A blood alcohol test is a laboratory procedure designed to accurately measure the concentration of ethyl alcohol (ethanol) in a person’s bloodstream. This measurement, expressed as a percentage of blood alcohol concentration (BAC), determines the level of intoxication. A false positive occurs when the test reports a measurable amount of ethanol, or a higher amount than is actually present, even if the individual consumed no or significantly less alcohol than suggested. This discrepancy can result from internal biological processes, external chemical interference, or procedural mistakes during sample collection or analysis.
Internal Physiological Sources
Some false positive results originate from rare metabolic conditions where the body produces ethanol internally. The most direct cause is Auto-Brewery Syndrome (ABS), a condition in which certain fungi or bacteria in the gastrointestinal tract ferment ingested carbohydrates. These microorganisms, similar to those used in brewing, convert sugars and starches into ethanol and other byproducts within the gut. The ethanol is then absorbed into the bloodstream, leading to an elevated BAC without the person consuming alcohol.

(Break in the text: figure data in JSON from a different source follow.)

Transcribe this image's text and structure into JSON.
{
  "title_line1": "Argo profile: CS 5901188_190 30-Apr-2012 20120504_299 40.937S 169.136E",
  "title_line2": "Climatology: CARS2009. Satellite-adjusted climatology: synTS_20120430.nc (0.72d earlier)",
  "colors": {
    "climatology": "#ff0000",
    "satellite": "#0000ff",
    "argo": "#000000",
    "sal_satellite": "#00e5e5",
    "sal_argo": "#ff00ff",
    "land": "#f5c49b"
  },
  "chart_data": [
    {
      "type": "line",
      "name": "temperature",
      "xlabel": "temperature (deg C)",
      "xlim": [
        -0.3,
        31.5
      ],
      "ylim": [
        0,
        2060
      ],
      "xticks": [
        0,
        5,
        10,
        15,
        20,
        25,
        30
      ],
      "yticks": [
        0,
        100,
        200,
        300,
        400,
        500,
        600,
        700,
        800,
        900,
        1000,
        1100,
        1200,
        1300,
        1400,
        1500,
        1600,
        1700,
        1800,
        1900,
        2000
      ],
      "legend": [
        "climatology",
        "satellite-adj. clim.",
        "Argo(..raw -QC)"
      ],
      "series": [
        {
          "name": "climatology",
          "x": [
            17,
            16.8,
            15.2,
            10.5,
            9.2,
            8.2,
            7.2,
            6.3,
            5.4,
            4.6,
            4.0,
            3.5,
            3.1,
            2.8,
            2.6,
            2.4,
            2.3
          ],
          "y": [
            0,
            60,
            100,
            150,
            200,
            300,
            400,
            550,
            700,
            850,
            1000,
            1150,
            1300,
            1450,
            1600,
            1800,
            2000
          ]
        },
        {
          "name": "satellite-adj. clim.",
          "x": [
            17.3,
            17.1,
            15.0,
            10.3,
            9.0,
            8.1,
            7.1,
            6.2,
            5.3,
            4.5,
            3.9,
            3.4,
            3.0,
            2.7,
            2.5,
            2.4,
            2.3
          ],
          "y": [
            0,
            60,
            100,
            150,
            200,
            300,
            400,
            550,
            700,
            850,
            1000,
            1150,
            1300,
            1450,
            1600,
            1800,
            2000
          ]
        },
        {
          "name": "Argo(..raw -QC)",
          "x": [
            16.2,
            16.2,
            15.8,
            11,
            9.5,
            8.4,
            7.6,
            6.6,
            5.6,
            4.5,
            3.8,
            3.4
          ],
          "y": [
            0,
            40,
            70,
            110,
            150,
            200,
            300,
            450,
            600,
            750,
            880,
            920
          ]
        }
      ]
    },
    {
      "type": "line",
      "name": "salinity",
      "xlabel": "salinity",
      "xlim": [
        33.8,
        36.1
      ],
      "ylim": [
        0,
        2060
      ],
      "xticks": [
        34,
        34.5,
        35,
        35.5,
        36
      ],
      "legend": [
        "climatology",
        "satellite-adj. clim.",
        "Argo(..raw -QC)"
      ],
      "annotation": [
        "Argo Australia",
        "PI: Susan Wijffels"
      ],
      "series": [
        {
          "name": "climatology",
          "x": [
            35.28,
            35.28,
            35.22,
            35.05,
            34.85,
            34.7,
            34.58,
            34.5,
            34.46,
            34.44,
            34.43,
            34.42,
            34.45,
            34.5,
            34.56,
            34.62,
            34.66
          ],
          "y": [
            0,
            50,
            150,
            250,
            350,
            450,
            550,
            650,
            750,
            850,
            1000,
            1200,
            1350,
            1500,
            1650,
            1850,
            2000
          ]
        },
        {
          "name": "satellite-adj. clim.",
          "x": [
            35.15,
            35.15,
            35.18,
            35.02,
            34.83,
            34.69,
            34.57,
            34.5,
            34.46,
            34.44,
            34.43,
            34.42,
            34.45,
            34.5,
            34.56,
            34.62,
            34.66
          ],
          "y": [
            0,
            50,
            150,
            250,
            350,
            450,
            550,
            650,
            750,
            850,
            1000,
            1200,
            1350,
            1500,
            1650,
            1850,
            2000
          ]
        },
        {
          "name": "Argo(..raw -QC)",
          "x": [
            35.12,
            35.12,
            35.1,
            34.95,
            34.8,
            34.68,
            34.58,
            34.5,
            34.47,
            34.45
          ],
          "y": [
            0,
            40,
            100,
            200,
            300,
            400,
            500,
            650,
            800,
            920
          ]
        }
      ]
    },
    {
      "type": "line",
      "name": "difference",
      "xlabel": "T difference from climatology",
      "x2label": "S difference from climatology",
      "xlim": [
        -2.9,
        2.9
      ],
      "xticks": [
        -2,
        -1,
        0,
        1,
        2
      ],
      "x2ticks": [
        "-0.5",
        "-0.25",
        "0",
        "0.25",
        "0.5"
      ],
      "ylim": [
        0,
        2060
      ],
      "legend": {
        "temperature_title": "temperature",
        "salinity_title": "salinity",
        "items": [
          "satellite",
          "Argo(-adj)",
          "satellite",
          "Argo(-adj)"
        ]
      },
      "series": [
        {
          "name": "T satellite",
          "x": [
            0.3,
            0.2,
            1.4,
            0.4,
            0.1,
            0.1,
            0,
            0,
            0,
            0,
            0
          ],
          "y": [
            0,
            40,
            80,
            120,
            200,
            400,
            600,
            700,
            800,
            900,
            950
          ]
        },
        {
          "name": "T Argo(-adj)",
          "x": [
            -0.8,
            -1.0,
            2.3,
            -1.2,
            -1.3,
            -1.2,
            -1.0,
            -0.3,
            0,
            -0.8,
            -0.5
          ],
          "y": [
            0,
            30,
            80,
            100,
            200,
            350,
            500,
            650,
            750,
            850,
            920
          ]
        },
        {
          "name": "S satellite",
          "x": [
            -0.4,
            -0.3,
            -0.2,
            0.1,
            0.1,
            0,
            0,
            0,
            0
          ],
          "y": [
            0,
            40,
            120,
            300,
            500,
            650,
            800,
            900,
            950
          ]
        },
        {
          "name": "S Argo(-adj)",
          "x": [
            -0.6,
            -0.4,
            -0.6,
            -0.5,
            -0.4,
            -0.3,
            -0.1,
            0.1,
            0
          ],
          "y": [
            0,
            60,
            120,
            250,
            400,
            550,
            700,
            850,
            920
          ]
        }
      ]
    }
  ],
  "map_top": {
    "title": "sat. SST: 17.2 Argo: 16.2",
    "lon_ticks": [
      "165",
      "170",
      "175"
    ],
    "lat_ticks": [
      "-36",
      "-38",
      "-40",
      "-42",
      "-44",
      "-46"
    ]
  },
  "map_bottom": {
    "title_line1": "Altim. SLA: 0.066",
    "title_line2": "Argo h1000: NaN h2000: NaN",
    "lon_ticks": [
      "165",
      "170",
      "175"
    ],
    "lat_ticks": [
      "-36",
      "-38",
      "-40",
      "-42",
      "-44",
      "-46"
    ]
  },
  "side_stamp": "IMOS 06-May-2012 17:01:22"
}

Other metabolic disturbances can also interfere with blood alcohol tests. While diabetic ketoacidosis primarily produces acetone, which mainly interferes with breath tests, general metabolic imbalances can be associated with elevated levels of lactate and lactate dehydrogenase (LD/LA). If these substances are present in high concentrations, certain enzymatic blood tests relying on alcohol dehydrogenase (ADH) methods may register a false increase in ethanol. This occurs because the elevated LD/LA levels influence the enzymatic reaction, interfering with the measurement process.
Cross-Reactive Substances
Many standard laboratory blood alcohol tests, especially those used for rapid screening in clinical settings, employ the enzymatic Alcohol Dehydrogenase (ADH) method. This method works by using the ADH enzyme to oxidize ethanol, a reaction that produces a measurable signal. The problem of cross-reactivity arises because this enzyme is not perfectly selective and can also react with other alcohols that share a similar chemical structure to ethanol.

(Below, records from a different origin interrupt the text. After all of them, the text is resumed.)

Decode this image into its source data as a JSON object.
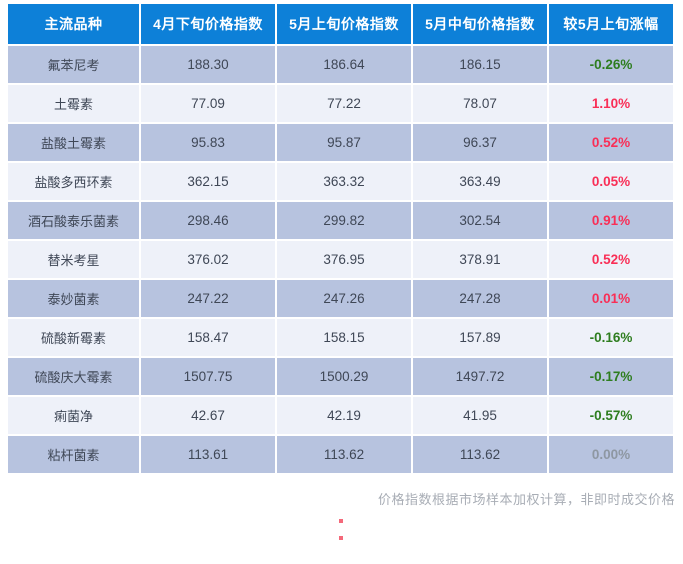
{
  "table": {
    "columns": [
      "主流品种",
      "4月下旬价格指数",
      "5月上旬价格指数",
      "5月中旬价格指数",
      "较5月上旬涨幅"
    ],
    "rows": [
      {
        "name": "氟苯尼考",
        "values": [
          "188.30",
          "186.64",
          "186.15"
        ],
        "change": "-0.26%",
        "trend": "down"
      },
      {
        "name": "土霉素",
        "values": [
          "77.09",
          "77.22",
          "78.07"
        ],
        "change": "1.10%",
        "trend": "up"
      },
      {
        "name": "盐酸土霉素",
        "values": [
          "95.83",
          "95.87",
          "96.37"
        ],
        "change": "0.52%",
        "trend": "up"
      },
      {
        "name": "盐酸多西环素",
        "values": [
          "362.15",
          "363.32",
          "363.49"
        ],
        "change": "0.05%",
        "trend": "up"
      },
      {
        "name": "酒石酸泰乐菌素",
        "values": [
          "298.46",
          "299.82",
          "302.54"
        ],
        "change": "0.91%",
        "trend": "up"
      },
      {
        "name": "替米考星",
        "values": [
          "376.02",
          "376.95",
          "378.91"
        ],
        "change": "0.52%",
        "trend": "up"
      },
      {
        "name": "泰妙菌素",
        "values": [
          "247.22",
          "247.26",
          "247.28"
        ],
        "change": "0.01%",
        "trend": "up"
      },
      {
        "name": "硫酸新霉素",
        "values": [
          "158.47",
          "158.15",
          "157.89"
        ],
        "change": "-0.16%",
        "trend": "down"
      },
      {
        "name": "硫酸庆大霉素",
        "values": [
          "1507.75",
          "1500.29",
          "1497.72"
        ],
        "change": "-0.17%",
        "trend": "down"
      },
      {
        "name": "痢菌净",
        "values": [
          "42.67",
          "42.19",
          "41.95"
        ],
        "change": "-0.57%",
        "trend": "down"
      },
      {
        "name": "粘杆菌素",
        "values": [
          "113.61",
          "113.62",
          "113.62"
        ],
        "change": "0.00%",
        "trend": "flat"
      }
    ]
  },
  "footer": {
    "note": "价格指数根据市场样本加权计算，非即时成交价格"
  },
  "colors": {
    "header_bg": "#0d80d8",
    "header_text": "#ffffff",
    "row_dark": "#b7c3df",
    "row_light": "#eef1f9",
    "up_red": "#f92e56",
    "down_green": "#2e7d1f",
    "flat_gray": "#8e97a2",
    "footnote_gray": "#a8adb5",
    "dot_red": "#f4697a"
  },
  "chart_data": {
    "type": "table",
    "title": "主流品种价格指数表",
    "columns": [
      "主流品种",
      "4月下旬价格指数",
      "5月上旬价格指数",
      "5月中旬价格指数",
      "较5月上旬涨幅"
    ],
    "rows": [
      [
        "氟苯尼考",
        188.3,
        186.64,
        186.15,
        "-0.26%"
      ],
      [
        "土霉素",
        77.09,
        77.22,
        78.07,
        "1.10%"
      ],
      [
        "盐酸土霉素",
        95.83,
        95.87,
        96.37,
        "0.52%"
      ],
      [
        "盐酸多西环素",
        362.15,
        363.32,
        363.49,
        "0.05%"
      ],
      [
        "酒石酸泰乐菌素",
        298.46,
        299.82,
        302.54,
        "0.91%"
      ],
      [
        "替米考星",
        376.02,
        376.95,
        378.91,
        "0.52%"
      ],
      [
        "泰妙菌素",
        247.22,
        247.26,
        247.28,
        "0.01%"
      ],
      [
        "硫酸新霉素",
        158.47,
        158.15,
        157.89,
        "-0.16%"
      ],
      [
        "硫酸庆大霉素",
        1507.75,
        1500.29,
        1497.72,
        "-0.17%"
      ],
      [
        "痢菌净",
        42.67,
        42.19,
        41.95,
        "-0.57%"
      ],
      [
        "粘杆菌素",
        113.61,
        113.62,
        113.62,
        "0.00%"
      ]
    ],
    "annotation": "价格指数根据市场样本加权计算，非即时成交价格"
  }
}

Non-ethanol alcohols, such as isopropyl alcohol (found in rubbing alcohol) and methanol (found in solvents), are known to cause this chemical interference. When these substances are present in the bloodstream, the ADH enzyme attempts to metabolize them, generating the same measurable product as ethanol. While these non-ethanol alcohols are highly toxic, their chemical similarity can lead to a false positive reading for ethanol if the lab analysis is not confirmed by a more specific method like Gas Chromatography (GC).
Errors in Sample Handling and Analysis
The most common category of false positives involves procedural failures that occur after the blood is drawn. A major issue is the inadequate use of preservatives in the collection tube. Blood contains glucose and, often, microorganisms like bacteria or yeast; if the blood sample is not properly preserved, these microbes can begin to ferment the glucose into ethanol while the sample is stored or transported.
To prevent this post-collection fermentation, collection tubes must contain an anticoagulant, such as potassium oxalate, and a preservative, typically sodium fluoride. Sodium fluoride inhibits the enzymes responsible for microbial fermentation, preventing the artificial creation of ethanol, known as neo-ethanol formation. Improper storage conditions, such as storing the sample at room temperature or warmer, accelerate microbial activity and increase neo-ethanol production.
Another potential source of error is contamination of the sample. If the venipuncture site is cleaned with an alcohol-based antiseptic swab, residual ethanol can be introduced into the sample during the blood draw, resulting in a falsely elevated reading. Contamination can also occur if laboratory equipment or glassware is not completely free of residual alcohol from cleaning agents or reagents. These procedural mistakes can artificially raise the measured BAC, incorrectly suggesting a higher concentration than the individual actually had.